Disculpeur : Amélie est une amie

Titre : Le Crépuscule de l’aigle

Autrice : Amélie Hanser

Editions : Autoédité (ebook)

Comme dit précédemment ici, oui, j’ai renoncé à poster systématiquement sur ce site des critiques de mes lectures, même si je continue à rédiger de brefs compte-rendus sur Babelio, mais il y a des exceptions, et parmi celles-ci, il y a les cas, assez nombreux, où je lis un livre écrit par quelqu’un que je connais. Peut-être que je m’abstiendrai de le faire si, un jour, je tombais sur un roman qui ne m’a pas plu du tout, mais ici, c’est loin d’être le cas.

Deux mots de contexte : comme les plus attentifs habitués du site s’en sont aperçus, je ne lis pas beaucoup de romans historiques. On peut même dire que, mis à part un récent western, ça ne m’est plus arrivé depuis des années. Je n’ai donc aucune expertise dans ce domaine, peu d’expérience et pas d’attente particulière, ce qui peut représenter un avantage comme un inconvénient.

Par contre, certains des sujets abordés dans ce roman m’intéressent particulièrement, raison pour laquelle j’avais ce livre dans le collimateur depuis que son autrice m’en avait parlé. Premièrement, il se situe dans la période entre la fin de l’Antiquité et le début du Moyen-Âge : comme tous les moments charnière, c’est le théâtre de toutes les transformations et de tous les bouleversements, ce qui est éminemment romanesque. En plus, l’époque est méconnue du grand public et relativement peu explorée par la littérature. Deuxième raison : l’action se déroule près de chez moi, et s’attarde longuement sur les relations entre les Romains et les Burgondes, des peuples qui peuvent, davantage que les Helvètes, prétendre au titre d’ancêtres des Suisses romands.

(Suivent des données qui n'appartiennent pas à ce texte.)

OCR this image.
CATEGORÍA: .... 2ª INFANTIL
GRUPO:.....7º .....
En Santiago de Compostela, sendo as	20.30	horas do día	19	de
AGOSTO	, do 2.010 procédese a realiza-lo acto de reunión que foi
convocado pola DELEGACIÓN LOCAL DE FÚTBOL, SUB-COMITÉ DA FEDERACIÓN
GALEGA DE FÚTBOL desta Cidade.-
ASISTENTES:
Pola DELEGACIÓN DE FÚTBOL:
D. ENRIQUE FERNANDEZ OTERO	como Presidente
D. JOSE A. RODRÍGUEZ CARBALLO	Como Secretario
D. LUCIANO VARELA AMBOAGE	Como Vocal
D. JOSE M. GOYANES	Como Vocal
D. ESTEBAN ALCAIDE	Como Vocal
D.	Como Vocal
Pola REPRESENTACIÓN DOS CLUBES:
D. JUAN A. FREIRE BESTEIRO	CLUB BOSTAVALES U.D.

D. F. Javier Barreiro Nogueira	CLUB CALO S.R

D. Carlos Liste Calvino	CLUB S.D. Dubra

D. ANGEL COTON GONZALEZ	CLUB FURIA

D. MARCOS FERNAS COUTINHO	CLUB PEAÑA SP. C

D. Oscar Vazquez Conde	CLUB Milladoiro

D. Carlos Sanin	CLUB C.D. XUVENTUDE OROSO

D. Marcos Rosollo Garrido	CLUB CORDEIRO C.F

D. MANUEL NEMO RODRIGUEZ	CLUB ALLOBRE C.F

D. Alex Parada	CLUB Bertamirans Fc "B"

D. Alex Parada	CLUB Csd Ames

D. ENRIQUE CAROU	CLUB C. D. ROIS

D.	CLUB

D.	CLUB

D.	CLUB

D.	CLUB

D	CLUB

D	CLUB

Si l’exploration de l’histoire est une des raisons d’être de l’ouvrage, le livre fonctionne par bien des aspects comme un thriller politique. Des groupes antagonistes se livrent à une lutte d’influence, à une époque où l’équilibre des pouvoirs ne cesse de varier. Il est parfois difficile de discerner les intentions réelles des uns et des autres et de savoir qui est un allié ou un adversaire. C’est le guêpier dans lequel débarque le protagoniste, qui va, de plus, devoir résoudre un mystère : quel est le groupe armé qui rançonne une partie de la population, au nom de quoi agit-il et qui le soutient ? Ce sont ces questions-là qui nous tiennent en haleine jusqu’au bout de l’histoire, dans une intrigue habilement menée et pleine de suspense. De ce point de vue, le roman est une réussite totale : peuplé de personnages aux motivations claires et au caractère bien dessiné, il installe sur le chemin de ses personnages principaux suffisamment de mystère et d’embûches pour que jamais le soufflé ne retombe.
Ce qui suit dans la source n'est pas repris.